Abstract
In modern database systems, query scheduling is a critical task that involves deciding the order in which to execute a set of queued queries to optimize performance and resource utilization. However, this can be a challenging task due to the need to consider a wide range of factors, including the complexity of the queries being processed, the availability and utilization of computing resources, and the interactions between different queries. In order to address these challenges, By leveraging machine learning and artificial intelligence theory, we propose an efficient query scheduling framework that can adapt to both sequential and concurrent environments.

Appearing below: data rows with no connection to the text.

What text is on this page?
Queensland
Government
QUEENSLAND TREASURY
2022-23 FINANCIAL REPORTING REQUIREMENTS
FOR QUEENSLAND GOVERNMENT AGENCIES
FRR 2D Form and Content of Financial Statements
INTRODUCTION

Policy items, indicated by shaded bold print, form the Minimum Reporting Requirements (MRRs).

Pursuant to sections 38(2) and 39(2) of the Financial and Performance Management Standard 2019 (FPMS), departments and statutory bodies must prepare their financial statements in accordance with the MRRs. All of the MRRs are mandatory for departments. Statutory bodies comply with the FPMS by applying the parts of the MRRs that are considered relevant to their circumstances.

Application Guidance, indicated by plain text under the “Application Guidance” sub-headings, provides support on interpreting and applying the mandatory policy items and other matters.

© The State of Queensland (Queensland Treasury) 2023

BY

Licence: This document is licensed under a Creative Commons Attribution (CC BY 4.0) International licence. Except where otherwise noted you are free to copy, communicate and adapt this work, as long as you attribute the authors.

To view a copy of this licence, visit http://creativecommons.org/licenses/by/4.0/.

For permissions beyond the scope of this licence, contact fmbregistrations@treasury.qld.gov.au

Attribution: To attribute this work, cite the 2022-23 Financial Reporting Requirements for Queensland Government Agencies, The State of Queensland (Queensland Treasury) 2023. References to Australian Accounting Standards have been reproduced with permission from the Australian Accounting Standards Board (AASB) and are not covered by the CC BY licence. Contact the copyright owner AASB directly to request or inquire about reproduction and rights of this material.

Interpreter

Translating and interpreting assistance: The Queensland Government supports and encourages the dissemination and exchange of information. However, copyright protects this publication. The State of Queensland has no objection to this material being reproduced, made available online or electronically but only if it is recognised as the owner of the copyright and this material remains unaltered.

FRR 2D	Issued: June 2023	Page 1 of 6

Our framework is designed to improve the buffer hits of executed queries, which are the number of data blocks accessed in the buffer pool of a database system. By smartly scheduling queries that take advantage of these cached data blocks instead of reading from disk, we can optimize query execution and enhance system performance. To achieve this, we apply deep reinforcement learning techniques to build a learned scheduler that understands the overlap between cached data blocks and the data access patterns of incoming queries. Our learned scheduler is able to learn a workload-specific scheduling policy that maximizes buffer hits in an adaptive and dynamic fashion. In the five years of this doctoral work, we designed and developed two systems: \system, which supports scheduling of sequential query execution, and \systemtwo, which supports scheduling for concurrent queries. Both systems use the same underlying machine-learning driven framework and their goal is to increase the buffer hits of executed queries.
We evaluated our framework using open-source database systems, PostgreSQL and MySQL, and compared its performance to traditional hand-crafted query scheduling approaches. Additionally, we built a Query Time Predictor (QTP) scheduler as a comparison baseline. Our results show that our learning-based scheduling framework is able to significantly improve query performance and throughput in both sequential and concurrent environments, outperforming both traditional scheduling approaches and the QTP scheduler. These results demonstrate the effectiveness of our approach and suggest that machine learning techniques can provide a powerful solution to the challenge of query scheduling in modern database systems. This work represents a promising intersection of machine learning and database research, and has the potential to open up new directions for optimizing query execution and building noninvasive learned components on top of database systems.
In addition, this dissertation explores the integration of multiagent systems into query scheduling to further enhance the adaptability and performance of database systems. We investigate how a collaborative scheduling strategy using multiple agents can improve overall system efficiency and present experimental results that demonstrate the viability of this approach.